I guess the trick would be finding a way to securely attach the black box in a way that would ensure its release in a catastrophic disaster.

It might be advertising, but I'll allow it because it's so metal
> No deep-sea shenanigans around the Titanic wreck were revealed. Manley explains in his Twitter thread that “the camera had been configured to dump data onto an external storage device, so nothing was found from the accident dive.” Nothing particularly pertinent to the tragic accident, that is.

This is about camera hardware and how it survived. It provides no information or footage about the incident (in case you were looking for it like I was).

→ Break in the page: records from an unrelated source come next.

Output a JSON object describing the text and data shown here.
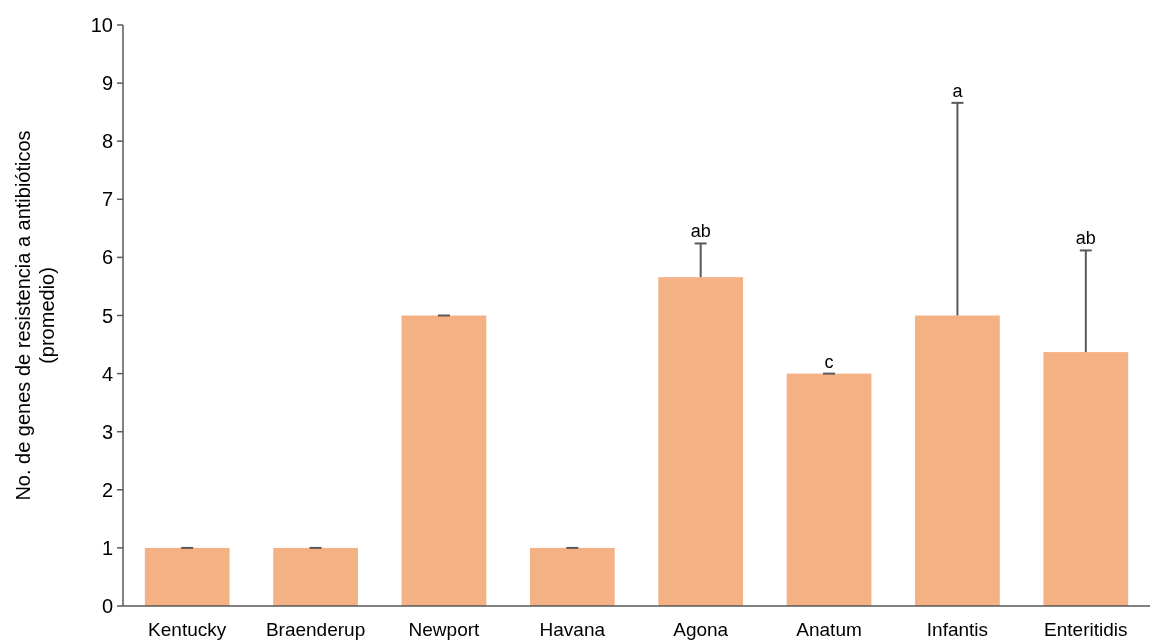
{
  "chart_data": {
    "type": "bar",
    "ylabel": "No. de genes de resistencia a  antibióticos\n(promedio)",
    "categories": [
      "Kentucky",
      "Braenderup",
      "Newport",
      "Havana",
      "Agona",
      "Anatum",
      "Infantis",
      "Enteritidis"
    ],
    "values": [
      1,
      1,
      5,
      1,
      5.66,
      4,
      5,
      4.37
    ],
    "errors": [
      0,
      0,
      0,
      0,
      [
        5.66,
        6.24
      ],
      0,
      [
        5,
        8.66
      ],
      [
        4.37,
        6.12
      ]
    ],
    "color": "#f4b183",
    "ylim": [
      0,
      10
    ],
    "yticks": [
      0,
      1,
      2,
      3,
      4,
      5,
      6,
      7,
      8,
      9,
      10
    ],
    "grid": false,
    "annotations": [
      {
        "text": "ab",
        "x": "Agona",
        "y": 6.24
      },
      {
        "text": "c",
        "x": "Anatum",
        "y": 4
      },
      {
        "text": "a",
        "x": "Infantis",
        "y": 8.66
      },
      {
        "text": "ab",
        "x": "Enteritidis",
        "y": 6.12
      }
    ]
  }
}
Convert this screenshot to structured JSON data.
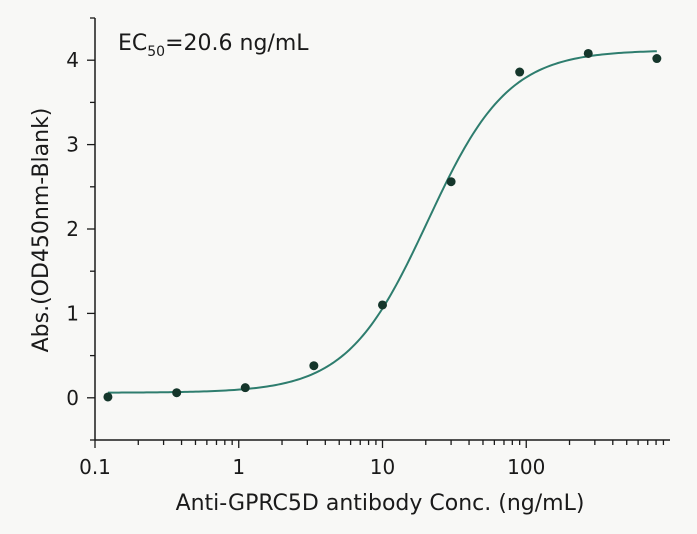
{
  "chart_data": {
    "type": "scatter",
    "xlabel": "Anti-GPRC5D antibody Conc. (ng/mL)",
    "ylabel": "Abs.(OD450nm-Blank)",
    "x_scale": "log",
    "xlim": [
      0.1,
      1000
    ],
    "ylim": [
      -0.5,
      4.5
    ],
    "x_ticks": [
      {
        "value": 0.1,
        "label": "0.1"
      },
      {
        "value": 1,
        "label": "1"
      },
      {
        "value": 10,
        "label": "10"
      },
      {
        "value": 100,
        "label": "100"
      }
    ],
    "y_ticks": [
      {
        "value": 0,
        "label": "0"
      },
      {
        "value": 1,
        "label": "1"
      },
      {
        "value": 2,
        "label": "2"
      },
      {
        "value": 3,
        "label": "3"
      },
      {
        "value": 4,
        "label": "4"
      }
    ],
    "annotation": {
      "prefix": "EC",
      "subscript": "50",
      "suffix": "=20.6 ng/mL"
    },
    "series": [
      {
        "points": [
          {
            "x": 0.123,
            "y": 0.01
          },
          {
            "x": 0.37,
            "y": 0.06
          },
          {
            "x": 1.11,
            "y": 0.12
          },
          {
            "x": 3.33,
            "y": 0.38
          },
          {
            "x": 10,
            "y": 1.1
          },
          {
            "x": 30,
            "y": 2.56
          },
          {
            "x": 90,
            "y": 3.86
          },
          {
            "x": 270,
            "y": 4.08
          },
          {
            "x": 810,
            "y": 4.02
          }
        ]
      }
    ],
    "fit": {
      "type": "4PL",
      "bottom": 0.06,
      "top": 4.12,
      "ec50": 20.6,
      "hill": 1.55
    },
    "colors": {
      "curve": "#2e7d6e",
      "points": "#15362b",
      "axis": "#1a1a1a"
    }
  }
}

but what about the Logitech controller?
Dear Tom's Hardware,

Tech users get upset when you make me do what you want instead of what the user wants.

Sincerely,

The Back Button

Them sandisks need to be pretty tough to not vaporize whilst cooking your USB ports. Ever notice how infernally hot they get under large file transfers?

Completely killed one of my ports after 50gbs

Is the memory card actually more expensive than the controller?
I know the default policy is to use the source headline, but I feel the mention of $62 is kindof unfair. It evokes cheapness. Many many aspects of the craft were cheap and underbuilt, but it’s not clear to me that the memory card was one of those areas. Seems like it was an actually useful COTS part
> (Image credit: Scott Manley, David Case at the NTSB)

Why are they crediting Scott Manley instead of just grabbing the images from the reports themselves? It sounds to me as if they wrote an article based on the video, and not based on the report. Very lazy journalism.